Well… This is a loaded question.
I’m assuming the use case here is fireproofing, in which case I’m still a fan of using a clearance family for this as it’s more efficient in the field both computationally, effort wise, and over time.
- Duplicate the structural framing model.
- Delete everything but the steel that needs fireproofing.
- Disable analytical model for all the elements.
- Right click on your steel type in the project browser and swap it out for the ‘fireproofing profile’ version of the family.
- Load this model into the project for coordination efforts.
I like this because in the end that fireproofing is going to be a built up, and can impede on stuff like headroom and the like, so you should have something to refer to.
If you really want to stay clear of that or because you’re just looking to have fun:
- Get the beam’s family type.
- Get the faces from the type (yes family types have geometry)
- Get the first face from the list of faces.
- Get the perimeter curves from that face.
- Build a polycurve from those curves.
- Get a bounding box of that geometry
- Get the maximum point of the bounding box
- Build a vector by the inverse X and Z values for the maximum point.
- Move the polycurve (5) by that vector (top center of the curve should be the origin now)

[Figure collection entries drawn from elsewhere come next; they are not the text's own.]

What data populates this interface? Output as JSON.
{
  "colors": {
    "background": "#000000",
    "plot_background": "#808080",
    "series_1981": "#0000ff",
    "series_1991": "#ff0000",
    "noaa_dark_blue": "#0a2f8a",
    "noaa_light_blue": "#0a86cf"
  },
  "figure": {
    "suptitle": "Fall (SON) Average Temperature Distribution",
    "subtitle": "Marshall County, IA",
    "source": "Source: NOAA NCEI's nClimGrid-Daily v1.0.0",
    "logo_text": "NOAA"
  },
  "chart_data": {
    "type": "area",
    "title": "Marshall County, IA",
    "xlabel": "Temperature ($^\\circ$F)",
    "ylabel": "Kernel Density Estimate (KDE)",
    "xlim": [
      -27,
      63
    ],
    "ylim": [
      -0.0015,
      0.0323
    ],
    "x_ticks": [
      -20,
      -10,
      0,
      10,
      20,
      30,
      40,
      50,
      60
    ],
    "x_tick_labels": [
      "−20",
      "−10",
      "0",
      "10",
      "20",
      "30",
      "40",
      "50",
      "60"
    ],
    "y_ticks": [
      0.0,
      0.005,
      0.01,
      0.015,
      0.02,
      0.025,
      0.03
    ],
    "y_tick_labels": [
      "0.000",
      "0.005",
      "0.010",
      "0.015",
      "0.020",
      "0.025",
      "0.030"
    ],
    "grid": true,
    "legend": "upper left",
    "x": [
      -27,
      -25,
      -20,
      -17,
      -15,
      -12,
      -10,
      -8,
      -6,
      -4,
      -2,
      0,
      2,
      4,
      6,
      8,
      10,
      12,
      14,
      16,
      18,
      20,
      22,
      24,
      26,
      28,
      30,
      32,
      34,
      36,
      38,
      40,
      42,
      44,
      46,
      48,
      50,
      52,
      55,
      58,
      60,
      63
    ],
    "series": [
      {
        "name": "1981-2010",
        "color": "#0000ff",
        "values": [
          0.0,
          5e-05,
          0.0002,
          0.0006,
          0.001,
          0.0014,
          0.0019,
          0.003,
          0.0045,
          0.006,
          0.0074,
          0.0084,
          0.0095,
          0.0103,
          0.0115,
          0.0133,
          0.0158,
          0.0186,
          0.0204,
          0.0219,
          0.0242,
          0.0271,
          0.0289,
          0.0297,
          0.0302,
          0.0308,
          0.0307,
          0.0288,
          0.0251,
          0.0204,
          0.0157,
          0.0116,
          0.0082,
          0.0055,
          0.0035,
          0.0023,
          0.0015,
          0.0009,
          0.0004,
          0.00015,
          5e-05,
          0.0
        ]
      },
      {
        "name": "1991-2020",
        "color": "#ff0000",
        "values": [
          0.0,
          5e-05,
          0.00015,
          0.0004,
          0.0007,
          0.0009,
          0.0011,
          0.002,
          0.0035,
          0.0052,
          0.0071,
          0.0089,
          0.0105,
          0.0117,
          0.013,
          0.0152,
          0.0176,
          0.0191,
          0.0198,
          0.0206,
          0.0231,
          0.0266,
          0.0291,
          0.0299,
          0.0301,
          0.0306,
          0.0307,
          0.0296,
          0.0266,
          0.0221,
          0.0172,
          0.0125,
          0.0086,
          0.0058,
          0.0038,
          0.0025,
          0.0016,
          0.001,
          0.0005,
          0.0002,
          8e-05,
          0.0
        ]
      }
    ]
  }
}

Likely from here you want to put that in place, so:
- Get the location of the beam.
- Find the coordinate system at parameter 0 of the curve.
- Rotate that coordinate system about it’s origin by 90 degrees on it’s Z axis.
- Apply this coordinate system to the polycurve from the family type (step 9 in the other list)
- Build a solid by sweep of the curve.
A few caveats:
- The first list of steps might nto work with all structural family types. I only tested W shapes. Instead of ‘first’ you might need ‘last’ or minimum item by area, or some other bit of content. Bounding boxes can help as that family will always be aligned and oriented about the origin.
- You may be putting clearance where you don’t have a beam, as the beams have cuts that we’re not tracking.
- This may not work with rotated beams, as we rotated the coordinate system about it’s Z axis which could not align with the rotation of the beam.
All of those issues can be overcome with an alternative method:
Obviously there are some potential issues here, mostly around offset geometry becoming invalid (you can’t offset a solid into itself any more than you can put your hand though your leg), but it’s likely that the bulk of your families will work out just fine this way, and you’d get the 2" of coverage on the ends of the beam as well (though you may want to remove that in some cases.